Dişlerinizi fırçalayın, ellerinizi sık yıkayın

Ağız ve diş bakımı sanılandan çok daha önemli. Zira milyarlarca bakteri ve mikrop barındırdığından dişleri düzenli fırçalamak şart. Böylece diş eti içinde barınan mikropların çoğu gideriliyor. Bununla birlikte günlük işlerimiz nedeniyle ister istemez mikrop yuvası haine gelen ellerimizi de sık sık yıkamamız şart.

Aşırı sıcaktan kaçının

Kış aylarında özelikle çocuğu veya yaşlısı olan aileler ev ortamını normalden fazla sıcak tutmaya çalışıyor; oysa bu alışkanlık tamamen yanlış. Çünkü mikroplar sıcak ortamı sevdiklerinden aşırı sıcak ortamlar hastalanmaya ve hastalık yaymaya en ideal ortamlar oluyor. Ev ve iş yerinin ısısının uygun derecede tutulması (24-25 derece) faydalı.

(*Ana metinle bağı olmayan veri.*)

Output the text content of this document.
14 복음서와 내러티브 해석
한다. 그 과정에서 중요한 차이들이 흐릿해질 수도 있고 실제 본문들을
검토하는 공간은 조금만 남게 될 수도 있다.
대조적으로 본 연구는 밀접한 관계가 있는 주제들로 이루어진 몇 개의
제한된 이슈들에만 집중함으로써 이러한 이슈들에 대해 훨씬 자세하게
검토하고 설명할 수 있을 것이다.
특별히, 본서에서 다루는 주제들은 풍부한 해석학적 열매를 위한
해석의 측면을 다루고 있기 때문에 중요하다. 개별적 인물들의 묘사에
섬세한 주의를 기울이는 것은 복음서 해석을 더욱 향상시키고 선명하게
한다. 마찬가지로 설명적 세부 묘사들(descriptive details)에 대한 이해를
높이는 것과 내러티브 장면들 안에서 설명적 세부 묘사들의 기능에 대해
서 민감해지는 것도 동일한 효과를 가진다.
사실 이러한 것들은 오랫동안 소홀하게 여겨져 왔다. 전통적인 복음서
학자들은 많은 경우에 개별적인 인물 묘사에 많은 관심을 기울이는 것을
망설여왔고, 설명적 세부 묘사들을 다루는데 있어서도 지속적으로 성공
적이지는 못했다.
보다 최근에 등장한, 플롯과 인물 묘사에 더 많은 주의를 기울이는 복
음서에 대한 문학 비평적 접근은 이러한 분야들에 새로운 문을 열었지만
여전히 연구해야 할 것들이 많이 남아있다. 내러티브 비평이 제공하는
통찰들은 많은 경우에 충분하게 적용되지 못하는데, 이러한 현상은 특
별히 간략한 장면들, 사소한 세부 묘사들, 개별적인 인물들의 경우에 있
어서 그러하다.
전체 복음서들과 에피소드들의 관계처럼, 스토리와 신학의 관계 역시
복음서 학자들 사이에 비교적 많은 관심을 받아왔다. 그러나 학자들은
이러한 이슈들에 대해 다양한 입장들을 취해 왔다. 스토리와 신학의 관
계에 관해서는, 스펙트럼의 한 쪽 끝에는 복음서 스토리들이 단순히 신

Grip ve zatürre aşısı yaptırın

İç Hastalıkları Uzmanı Dr. Yaser Süleymanoğlu “Günümüzde artık salgın hastalıklar tüm dünyada kolayca yayılabilmektedir. Son yıllarda grip, nezle ve toplum kökenli zatürrenin sıklığı da giderek artmaktadır. Dünya Sağlık Örgütü bu hastalıklardan en iyi korunma yöntemini aşılanma olarak bildirmektedir. Özelikle riskli olarak kabul edilen kişilerin hekimine danışarak aşı yaptırmasında fayda vardır. Çocukluk çağında, 65 yaş ve üzerinde, kronik kalp, diyabet, KOAH ve astım hastalığında aşılama şarttır. Özelikle yaşlı hastalar son yıllarda üretilen ömür boyu etki eden zatürre aşısı olabilir. Aşıya yönelik son yıllarda karşıt görüşler arttığını ve tehlikeli hal geldiğini üzülerek görüyoruz. Son 60-70 yılda milyonlarca insanın ölümüne sebep olan salgınlar, boğmaca, kolera, verem, sarılık, çocuk felci ve suçiçeği hastalıkları aşı sayesinde yok oldu. Aşıya karşı alerji dışında başka bir engel yoktur. Bu nedenle endişelerin yersiz olduğunun bilinmesi gerekir. Hekiminiz en uygun aşılama programını size detaylı uygulayacaktır” diyor.